Te pienso,
y la distancia es un océano que nunca me atrevo a cruzar.
Me he quedado en la orilla,
con los pies sangrando,
con el corazón ardiendo en la hoguera de lo que no fue.
Tu nombre aún suena
como una campana rota
en las madrugadas en que el insomnio me arrulla.
Me repito que no debo llorar,
que debo fingir que sigo viva,
que la vida es otra cosa más allá de tu ausencia.
Pero es mentira.
Todo es mentira.
Salgo cada día con la sonrisa aprendida,
como si la hubiera ensayado frente a un espejo roto.
Dicen que me veo bien,
que mi risa suena alegre,
y yo me limito a asentir…
porque si digo la verdad,
la verdad me devora.
Dentro,
la tormenta no ha cesado desde que te fuiste.
Las paredes de mi mente son cárceles,
y en cada celda se escucha tu voz,
repitiendo palabras que alguna vez fueron promesas.
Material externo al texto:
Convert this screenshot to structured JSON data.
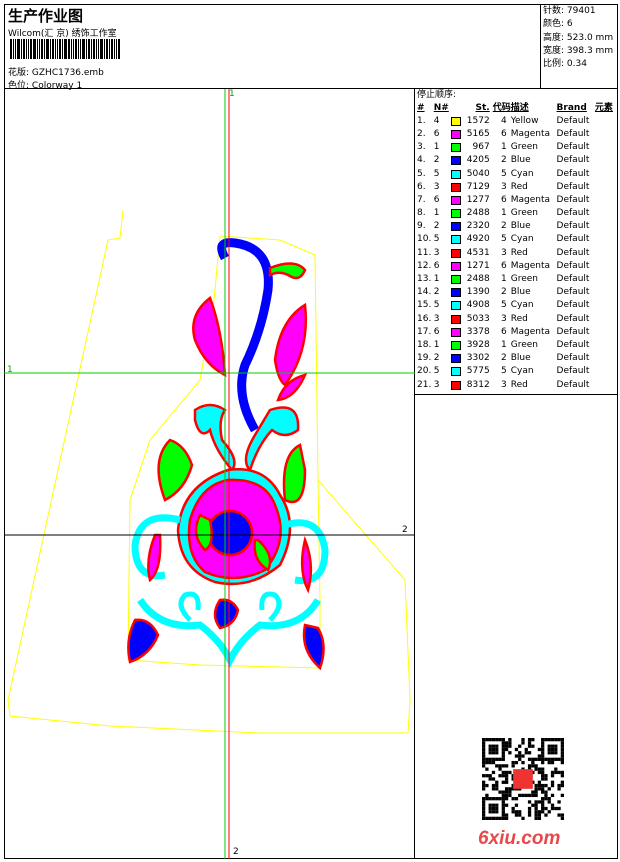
{
  "header": {
    "title": "生产作业图",
    "company": "Wilcom(汇 京) 绣饰工作室",
    "file_label": "花版:",
    "file_value": "GZHC1736.emb",
    "colorway_label": "色位:",
    "colorway_value": "Colorway 1"
  },
  "info": [
    {
      "label": "针数:",
      "value": "79401"
    },
    {
      "label": "颜色:",
      "value": "6"
    },
    {
      "label": "高度:",
      "value": "523.0 mm"
    },
    {
      "label": "宽度:",
      "value": "398.3 mm"
    },
    {
      "label": "比例:",
      "value": "0.34"
    }
  ],
  "crosshair_labels": {
    "v_top": "1",
    "h_left": "1",
    "h_right": "2",
    "v_bottom": "2"
  },
  "stops": {
    "title": "停止顺序:",
    "columns": [
      "#",
      "N#",
      "St.",
      "代码",
      "描述",
      "Brand",
      "元素"
    ],
    "colors": {
      "Yellow": "#ffff00",
      "Magenta": "#ff00ff",
      "Green": "#00ff00",
      "Blue": "#0000ff",
      "Cyan": "#00ffff",
      "Red": "#ff0000"
    },
    "rows": [
      [
        "1.",
        "4",
        "1572",
        "4",
        "Yellow",
        "Default"
      ],
      [
        "2.",
        "6",
        "5165",
        "6",
        "Magenta",
        "Default"
      ],
      [
        "3.",
        "1",
        "967",
        "1",
        "Green",
        "Default"
      ],
      [
        "4.",
        "2",
        "4205",
        "2",
        "Blue",
        "Default"
      ],
      [
        "5.",
        "5",
        "5040",
        "5",
        "Cyan",
        "Default"
      ],
      [
        "6.",
        "3",
        "7129",
        "3",
        "Red",
        "Default"
      ],
      [
        "7.",
        "6",
        "1277",
        "6",
        "Magenta",
        "Default"
      ],
      [
        "8.",
        "1",
        "2488",
        "1",
        "Green",
        "Default"
      ],
      [
        "9.",
        "2",
        "2320",
        "2",
        "Blue",
        "Default"
      ],
      [
        "10.",
        "5",
        "4920",
        "5",
        "Cyan",
        "Default"
      ],
      [
        "11.",
        "3",
        "4531",
        "3",
        "Red",
        "Default"
      ],
      [
        "12.",
        "6",
        "1271",
        "6",
        "Magenta",
        "Default"
      ],
      [
        "13.",
        "1",
        "2488",
        "1",
        "Green",
        "Default"
      ],
      [
        "14.",
        "2",
        "1390",
        "2",
        "Blue",
        "Default"
      ],
      [
        "15.",
        "5",
        "4908",
        "5",
        "Cyan",
        "Default"
      ],
      [
        "16.",
        "3",
        "5033",
        "3",
        "Red",
        "Default"
      ],
      [
        "17.",
        "6",
        "3378",
        "6",
        "Magenta",
        "Default"
      ],
      [
        "18.",
        "1",
        "3928",
        "1",
        "Green",
        "Default"
      ],
      [
        "19.",
        "2",
        "3302",
        "2",
        "Blue",
        "Default"
      ],
      [
        "20.",
        "5",
        "5775",
        "5",
        "Cyan",
        "Default"
      ],
      [
        "21.",
        "3",
        "8312",
        "3",
        "Red",
        "Default"
      ]
    ]
  },
  "watermark": "6xiu.com"
}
Mi estabilidad mental es arena entre los dedos;
ni siquiera un puñado queda ya,
solo el polvo que se pega a la piel.
Quisiera que todo acabara,
que el peso se desprendiera de mis hombros,
que mis pulmones dejaran de buscar aire
en un mundo que se siente vacío.
Morir…
no como acto de cobardía,
sino como la última caricia que me devolvería la calma.
Pero sigo aquí.
Porque la costumbre de existir
es más fuerte que el deseo de partir.
Y así me ves:
con una sonrisa que engaña,
con una mirada que nadie mira de cerca,
con las manos temblando cuando ya no hay testigos.
Me aferro a la mentira de que estoy bien,
aunque por dentro
ya no quede un lugar donde pueda decirme "estoy a salvo".
El amor que me diste se ha vuelto espina,
y, aun así,
mi corazón —necio, roto—
sigue llamando tu nombre
en silencio.
Porque, aunque duela,
y aunque no quede nada,
yo seguiré sonriendo…
hasta que no me quede más aliento para fingir.